I was in "RPM dependency hell..."
Yes, me too, so that when I discovered PCLinuxOS had all the tools from Mandrake and it had the apt system of package management that was it, and I have stuck with PCLOS ever since.
There's something about systemd that puts me off trying the likes of Debian and its derivatives so although there might be features that would appeal to me I have tended to steer clear. Keeping my boxes on the straight and narrow is one thing, wrestling with a vampire squid is another.
'[Brian] brightened up. “Do you know,” he said, “my cousin said that in America there's shops that sell thirtynine different flavors of ice cream?”
This even silenced Adam, briefly.
“There aren't thirtynine flavors of ice cream,” said Pepper. “There aren't thirtynine flavors in the whole world.”
“There could be, if you mixed them up,” said Wensleydale, blinking owlishly. “You know. Strawberry and chocolate. Chocolate and vanilla.” He sought for more English flavors. “Strawberry and vanilla and chocolate,” he added, lamely.'
Stretching your (well, Sir Pterry/Neil Gaiman’s) analogy perhaps too far, I wonder what the Them would make of the Goats’ Cheese, Marionberry & Jalapeño ice-cream I bought from the somewhat hipster-ish Salt & Straw last week?
In 1970 my dad was teaching summer school in Oregon and we went to Portland to a place that served 57 (IIRC) flavours of ice cream. They did a thing called the Pigs Trough which you got for free if you finished it. A couple of my dads grad students managed it - I've seen smaller planters in city centres!
Since I see people are quoting Pratchett and Gaiman, may I quote Monty Python?
"I'm feeling much better!"
It is. I am absolutely not denying that.
I think that the issue is that it got a lot better years after multiple other distros had got underway making Debian easier to install, and they have not gone away. Indeed, they continue to proliferate.
I have never run Gentoo other than in a VM to see how their package manager worked.
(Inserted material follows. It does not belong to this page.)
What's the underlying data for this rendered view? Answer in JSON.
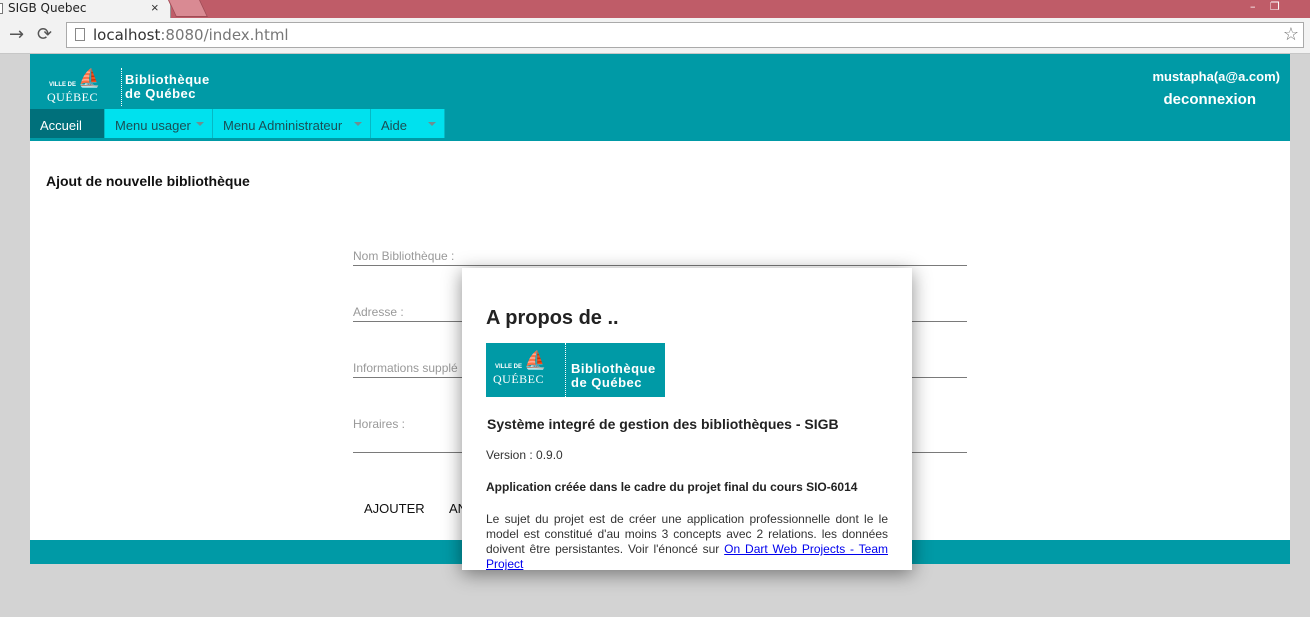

Gentoo was another independent distro started around the same time as Arch according to the Linux distribution timeline:
Don't keep calling systemd an "init system". If that was all it was, it wouldn't be so controversial. I'd probably still think it was a badly-designed init system though.
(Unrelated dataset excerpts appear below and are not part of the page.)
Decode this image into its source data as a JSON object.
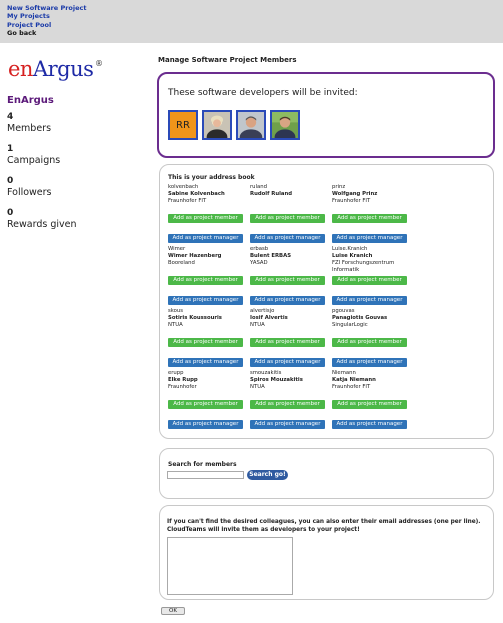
{
  "nav": {
    "new_project": "New Software Project",
    "my_projects": "My Projects",
    "project_pool": "Project Pool",
    "go_back": "Go back"
  },
  "logo": {
    "en": "en",
    "argus": "Argus",
    "reg": "®"
  },
  "sidebar": {
    "app_name": "EnArgus",
    "stats": [
      {
        "num": "4",
        "label": "Members"
      },
      {
        "num": "1",
        "label": "Campaigns"
      },
      {
        "num": "0",
        "label": "Followers"
      },
      {
        "num": "0",
        "label": "Rewards given"
      }
    ]
  },
  "main": {
    "title": "Manage Software Project Members"
  },
  "invite": {
    "text": "These software developers will be invited:",
    "avatars": [
      {
        "type": "initials",
        "text": "RR"
      },
      {
        "type": "photo",
        "icon": "person-photo-woman-icon"
      },
      {
        "type": "photo",
        "icon": "person-photo-man-icon"
      },
      {
        "type": "photo",
        "icon": "person-photo-man-outdoor-icon"
      }
    ]
  },
  "address_book": {
    "title": "This is your address book",
    "add_member_label": "Add as project member",
    "add_manager_label": "Add as project manager",
    "contacts": [
      {
        "user": "kolvenbach",
        "name": "Sabine Kolvenbach",
        "org": "Fraunhofer FIT"
      },
      {
        "user": "ruland",
        "name": "Rudolf Ruland",
        "org": ""
      },
      {
        "user": "prinz",
        "name": "Wolfgang Prinz",
        "org": "Fraunhofer FIT"
      },
      {
        "user": "Wimer",
        "name": "Wimer Hazenberg",
        "org": "Booreland"
      },
      {
        "user": "erbasb",
        "name": "Bulent ERBAS",
        "org": "YASAD"
      },
      {
        "user": "Luise.Kranich",
        "name": "Luise Kranich",
        "org": "FZI Forschungszentrum Informatik"
      },
      {
        "user": "skous",
        "name": "Sotiris Koussouris",
        "org": "NTUA"
      },
      {
        "user": "alvertisjo",
        "name": "Iosif Alvertis",
        "org": "NTUA"
      },
      {
        "user": "pgouvas",
        "name": "Panagiotis Gouvas",
        "org": "SingularLogic"
      },
      {
        "user": "erupp",
        "name": "Elke Rupp",
        "org": "Fraunhofer"
      },
      {
        "user": "smouzakitis",
        "name": "Spiros Mouzakitis",
        "org": "NTUA"
      },
      {
        "user": "Niemann",
        "name": "Katja Niemann",
        "org": "Fraunhofer FIT"
      }
    ]
  },
  "search": {
    "title": "Search for members",
    "button": "Search go!"
  },
  "emails": {
    "text": "If you can't find the desired colleagues, you can also enter their email addresses (one per line). CloudTeams will invite them as developers to your project!"
  },
  "ok_label": "OK"
}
I was a Slackware user, but switched to Debian prior to 1.0 and used it for everything for 20 years until migrating to Devuan in 2017 or thenabouts.
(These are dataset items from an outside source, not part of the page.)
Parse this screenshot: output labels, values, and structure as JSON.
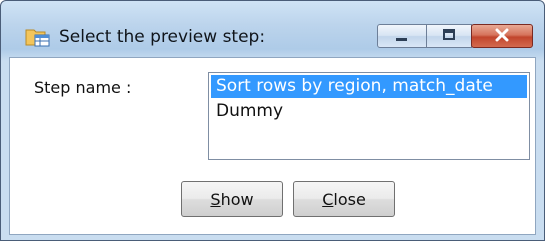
{
  "window": {
    "title": "Select the preview step:",
    "controls": {
      "minimize": "minimize",
      "maximize": "maximize",
      "close": "close"
    }
  },
  "form": {
    "step_label": "Step name :",
    "steps": [
      {
        "label": "Sort rows by region, match_date",
        "selected": true
      },
      {
        "label": "Dummy",
        "selected": false
      }
    ]
  },
  "buttons": {
    "show_mnemonic": "S",
    "show_rest": "how",
    "close_mnemonic": "C",
    "close_rest": "lose"
  },
  "colors": {
    "selection": "#3399ff",
    "close_button": "#c1452c"
  },
  "icons": {
    "app": "folder-table-icon",
    "minimize": "minimize-icon",
    "maximize": "maximize-icon",
    "close": "close-icon"
  }
}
I am not talking about the APT toolkit in general here, you understand. I am talking about the `apt` command, an entirely different thing, which is an easy-to-use wrapper around APT and its many subcommands.
This is APT, the Advanced Package Tool:
It is normally manipulated from the command line using command such as `apt-get`, `apt-cache` and so on. For example:
apt-get update && apt-get dist-upgrade -y
That's two separate invocations of the `apt-get` command.
Another common one is:
apt-cache search tilde
Debian offered a wrapper around this called Aptitude:
It is invoked similarly:
Since Ubuntu 16.04 apt-get, apt-cache etc. have been supplemented by the `apt` command, which replaces various separate apt-get and apt-cache commands:
apt update && apt full-upgrade -y && apt autoremove -y && apt clean && apt purge
apt search tilde
You no longer need to know the difference between apt-get and apt-cache and so on. The `apt` command does them all, just as `aptitude` did before it. It also has nice pseudographical progress bars, which I personally like.
There is a nice summary of the differences here:
Debian included aptitude by default and it was the recommended tool. AFAIK Ubuntu never installed aptitude by default in any version, and v16.04 introduced the new `apt` command which does much the same thing.